If $p$ is prime and any integer $k>1$, then $p^{\frac 1k} $ is irrational. Prove this by assuming $p^{\frac 1k}$ rational

Question

I've tried setting $p^{\dfrac 1k}= \dfrac a b$, and then raising $p^{\dfrac 1k}$ to the $k^\text{th}$ power, but I'm stuck.

Answer 1

Without loss of generality, assume that $(a,b)=1$. If $a^k = p b^k$ then what can you say about $a$ (and then, using $k \geqslant 2$, about $b$)?

Answer 2

let $p^{\frac1k}$ be rational then $p^{\frac1k}=\frac ab$ with $(a,b)=1$ or $p=\frac {a^{k}}{b^{k}}$,

since p is a prime hence integer we have $b=1$ and $p=a^k$, and if $k>1$ then p will be divisible by more then two numbers, hence it will not be prime, a contradiction, therefore $p^{\frac1k}$ is irrational for $k>1$ and p be a prime.

Answer 3

Assuming $p^{1/k}=\frac{a}{b}$is in lowest terms.
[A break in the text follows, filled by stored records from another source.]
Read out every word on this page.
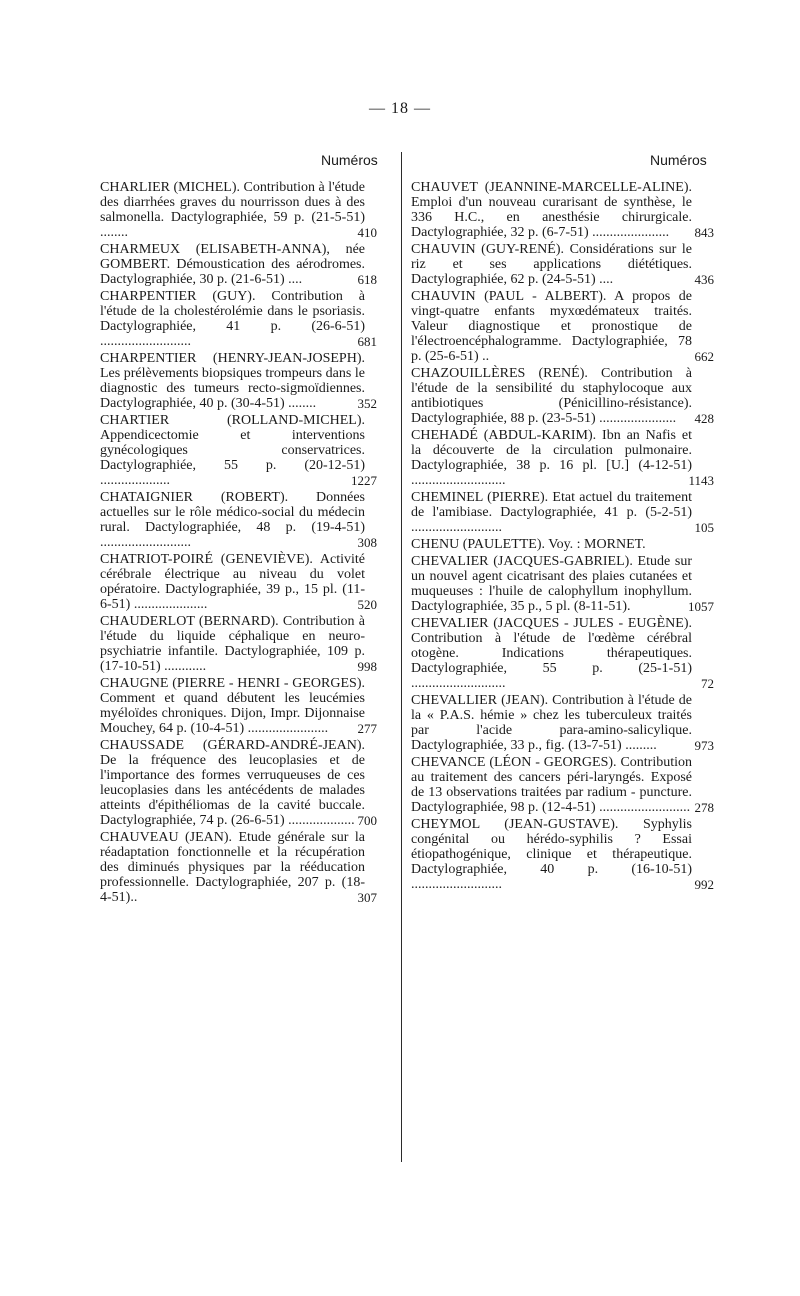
— 18 —
Numéros	Numéros
CHARLIER (MICHEL). Contribution à l'étude des diarrhées graves du nourrisson dues à des salmonella. Dactylographiée, 59 p. (21-5-51) ........	410
CHARMEUX (ELISABETH-ANNA), née GOMBERT. Démoustication des aérodromes. Dactylographiée, 30 p. (21-6-51) ....	618
CHARPENTIER (GUY). Contribution à l'étude de la cholestérolémie dans le psoriasis. Dactylographiée, 41 p. (26-6-51) ..........................	681
CHARPENTIER (HENRY-JEAN-JOSEPH). Les prélèvements biopsiques trompeurs dans le diagnostic des tumeurs recto-sigmoïdiennes. Dactylographiée, 40 p. (30-4-51) ........	352
CHARTIER (ROLLAND-MICHEL). Appendicectomie et interventions gynécologiques conservatrices. Dactylographiée, 55 p. (20-12-51) ....................	1227
CHATAIGNIER (ROBERT). Données actuelles sur le rôle médico-social du médecin rural. Dactylographiée, 48 p. (19-4-51) ..........................	308
CHATRIOT-POIRÉ (GENEVIÈVE). Activité cérébrale électrique au niveau du volet opératoire. Dactylographiée, 39 p., 15 pl. (11-6-51) .....................	520
CHAUDERLOT (BERNARD). Contribution à l'étude du liquide céphalique en neuro-psychiatrie infantile. Dactylographiée, 109 p. (17-10-51) ............	998
CHAUGNE (PIERRE - HENRI - GEORGES). Comment et quand débutent les leucémies myéloïdes chroniques. Dijon, Impr. Dijonnaise Mouchey, 64 p. (10-4-51) .......................	277
CHAUSSADE (GÉRARD-ANDRÉ-JEAN). De la fréquence des leucoplasies et de l'importance des formes verruqueuses de ces leucoplasies dans les antécédents de malades atteints d'épithéliomas de la cavité buccale. Dactylographiée, 74 p. (26-6-51) ................... 700
CHAUVEAU (JEAN). Etude générale sur la réadaptation fonctionnelle et la récupération des diminués physiques par la rééducation professionnelle. Dactylographiée, 207 p. (18-4-51)..	307
CHAUVET (JEANNINE-MARCELLE-ALINE). Emploi d'un nouveau curarisant de synthèse, le 336 H.C., en anesthésie chirurgicale. Dactylographiée, 32 p. (6-7-51) ......................	843
CHAUVIN (GUY-RENÉ). Considérations sur le riz et ses applications diététiques. Dactylographiée, 62 p. (24-5-51) ....	436
CHAUVIN (PAUL - ALBERT). A propos de vingt-quatre enfants myxœdémateux traités. Valeur diagnostique et pronostique de l'électroencéphalogramme. Dactylographiée, 78 p. (25-6-51) ..	662
CHAZOUILLÈRES (RENÉ). Contribution à l'étude de la sensibilité du staphylocoque aux antibiotiques (Pénicillino-résistance). Dactylographiée, 88 p. (23-5-51) ......................	428
CHEHADÉ (ABDUL-KARIM). Ibn an Nafis et la découverte de la circulation pulmonaire. Dactylographiée, 38 p. 16 pl. [U.] (4-12-51) ...........................	1143
CHEMINEL (PIERRE). Etat actuel du traitement de l'amibiase. Dactylographiée, 41 p. (5-2-51) ..........................	105
CHENU (PAULETTE). Voy. : MORNET.
CHEVALIER (JACQUES-GABRIEL). Etude sur un nouvel agent cicatrisant des plaies cutanées et muqueuses : l'huile de calophyllum inophyllum. Dactylographiée, 35 p., 5 pl. (8-11-51).	1057
CHEVALIER (JACQUES - JULES - EUGÈNE). Contribution à l'étude de l'œdème cérébral otogène. Indications thérapeutiques. Dactylographiée, 55 p. (25-1-51) ...........................	72
CHEVALLIER (JEAN). Contribution à l'étude de la « P.A.S. hémie » chez les tuberculeux traités par l'acide para-amino-salicylique. Dactylographiée, 33 p., fig. (13-7-51) .........	973
CHEVANCE (LÉON - GEORGES). Contribution au traitement des cancers péri-laryngés. Exposé de 13 observations traitées par radium - puncture. Dactylographiée, 98 p. (12-4-51) .......................... 278
CHEYMOL (JEAN-GUSTAVE). Syphylis congénital ou hérédo-syphilis ? Essai étiopathogénique, clinique et thérapeutique. Dactylographiée, 40 p. (16-10-51) ..........................	992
Taking $k$-th powers and rewriting gives: $b^kp=a^k$. By the funamental theorem of arithmetic the prime factorization of any positive integer is unique. Now note that the number of times $p$ appears on the left hand side will be more than the number of times it is on the right hand side. This violates this uniqueness.